Without a single film credit, Suri Cruise and Shiloh Jolie-Pitt are about as famous as their superstar parents, their faces adorning the pages of many glossy celebrity magazines.
Celebrity baby photos are now huge business. Jennifer Lopez reportedly banked a cool $5 million for the first shots of her twins in People magazine. And some say the first look at Brad Pitt and Angelina Jolie's impending twins could fetch as much as $10 million.
"I would say people are pretty obsessively interested in celebrity babies," said Janice Min, the editor-in-chief of Us Weekly magazine. "In some ways, childhood and pregnancy is sort of the last boundary that's been blown open."
But for celebrity parents who want clear boundaries, the paparazzi make their life nearly unbearable.
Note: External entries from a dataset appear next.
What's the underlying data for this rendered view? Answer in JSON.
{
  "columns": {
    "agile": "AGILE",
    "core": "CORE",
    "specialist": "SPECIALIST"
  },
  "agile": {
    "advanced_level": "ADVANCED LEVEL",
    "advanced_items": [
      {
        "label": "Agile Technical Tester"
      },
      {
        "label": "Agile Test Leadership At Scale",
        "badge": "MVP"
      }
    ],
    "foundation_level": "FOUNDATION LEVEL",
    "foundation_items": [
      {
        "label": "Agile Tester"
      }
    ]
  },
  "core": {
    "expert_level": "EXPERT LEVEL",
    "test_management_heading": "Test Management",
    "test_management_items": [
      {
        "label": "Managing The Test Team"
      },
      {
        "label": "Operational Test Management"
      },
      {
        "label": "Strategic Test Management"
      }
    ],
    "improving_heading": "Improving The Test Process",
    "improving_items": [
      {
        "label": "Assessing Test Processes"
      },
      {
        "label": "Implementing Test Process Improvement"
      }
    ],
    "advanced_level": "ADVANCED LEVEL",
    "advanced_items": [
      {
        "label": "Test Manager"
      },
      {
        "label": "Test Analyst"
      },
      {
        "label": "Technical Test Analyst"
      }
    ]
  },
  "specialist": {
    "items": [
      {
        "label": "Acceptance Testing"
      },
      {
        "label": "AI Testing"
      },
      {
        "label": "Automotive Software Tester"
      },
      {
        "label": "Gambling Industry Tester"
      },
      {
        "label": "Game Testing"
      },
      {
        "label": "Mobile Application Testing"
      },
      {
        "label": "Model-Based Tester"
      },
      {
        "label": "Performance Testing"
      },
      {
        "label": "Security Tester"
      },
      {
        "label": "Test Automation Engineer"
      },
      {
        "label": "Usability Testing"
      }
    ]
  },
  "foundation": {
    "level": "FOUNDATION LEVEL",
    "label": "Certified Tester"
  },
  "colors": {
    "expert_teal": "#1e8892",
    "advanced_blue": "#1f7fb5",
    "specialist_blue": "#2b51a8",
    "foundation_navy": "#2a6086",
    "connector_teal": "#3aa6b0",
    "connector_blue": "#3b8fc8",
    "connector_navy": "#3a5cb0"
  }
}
"I was hounded when I was pregnant," Salma Hayek told ABC News' Deborah Roberts. "And even more since I've had the baby. They are parked outside of your house, and they will not move for months. I didn't leave my house for three months."
Hayek finally decided to release her own photo of baby Valentina free of charge, in part to reduce the frenzy over the first photo.
"I knew the public was curious about her," she said. "And I wanted to introduce it to my child very proudly."
Sarah Jessica Parker, another favorite target of the paparazzi, made a similar call after the 2002 birth of son James Wilkie.
"Photographers moved into apartments next door to us, and we really found ourselves kind of living like a spy movie," she told Roberts. "We really tried to think about what was going to be best for us leaving the hospital and also what didn't involve money."
Parker's husband, Matthew Broderick, came up with a plan to tip off the press before they left the hospital.
"It was really a shining moment for him," she said. "He put his finger to his lips. And he said, 'Shhh.' You could hear a pin drop. All you could hear was [the snap of the cameras]. He brought the press to some kind of civility at that moment."
But those moments of civility are rare these days. Since anyone with a digital camera can cash in on the big bucks at stake, the paparazzi are fiercer than ever.
"I've gotten hit with the camera before," Hayek said. "Actually, I had a problem in France, where I, I was trying to get away from them and I fell when I was pregnant. This is very serious business."
Hayek is one of the few celebrities willing to speak out against the bruising tactics of some paparazzi who target tots. An incident with her baby last February really ignited her outrage.
"First I see them, with the camera and the flashes, now she starts screaming, the baby, then they push the nanny. And she was going to the floor," Hayek recalled. "It was so, so disturbing. I don't know that they wanted to get the picture or they wanted to push the baby and get me crazy. I'm not sure because it was almost, it was really deliberate."
Hayek said that after she secured Valentina she became very angry.
"Can't you see where you're going?" she recalled saying to the photographer. "I just went after him screaming at him and saying, can't you see what you're doing? You almost created a horrible accident."
Those dangerous scenarios have led magazines like Us Weekly to set some basic standards for they types of pictures they'll use.
"We don't show children photographed at schools," said Min. "If a celebrity seems like he or she is under duress when the photo is being taken, we won't run it."